Aujourd’hui, le bitume est son nouveau terrain de jeu pour se défouler. Gabriel s’est mis à la course à pied quand il a intégré sa grande école de commerce, déjà parce que c’était à la mode, et surtout : il voulait battre Charles de Raydet au marathon de Paris. Mais il s’ennuyait. Rien n’avait le goût de l’iode, la puissance des courants et l’immensité de l’océan. Rien ne lui faisait autant trembler les jambes qu’une sortie de piscine après avoir nagé des kilomètres.
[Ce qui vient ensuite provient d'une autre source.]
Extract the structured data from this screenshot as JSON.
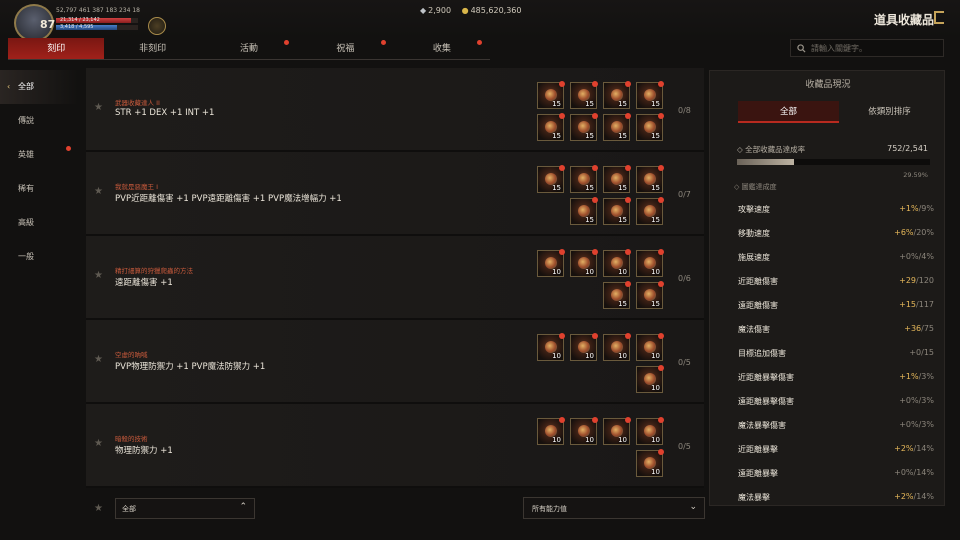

Jeudi 3 mai, Gabriel se souvenait ce que c’était qu’etre vraiment sous l’eau. C’était quelque chose de puissant, doux et fort à la fois. C’était bleu, blanc, et transparent. C’était froid et enivrant. C’était, en tous cas, bien plus cher à ses yeux que le budget Saupiquet.

Gabriel s’extirpa de ses souvenirs marins. Les vacances ne sont pas pour maintenant, mais il lui semblait tout à fait urgent et important de revenir à cet essentiel.

Ven 04 mai, 00:12
« ok pour samedi, le canal et les 27 degrés, j’ai hâte d’être sous l’eau (véritablement)! »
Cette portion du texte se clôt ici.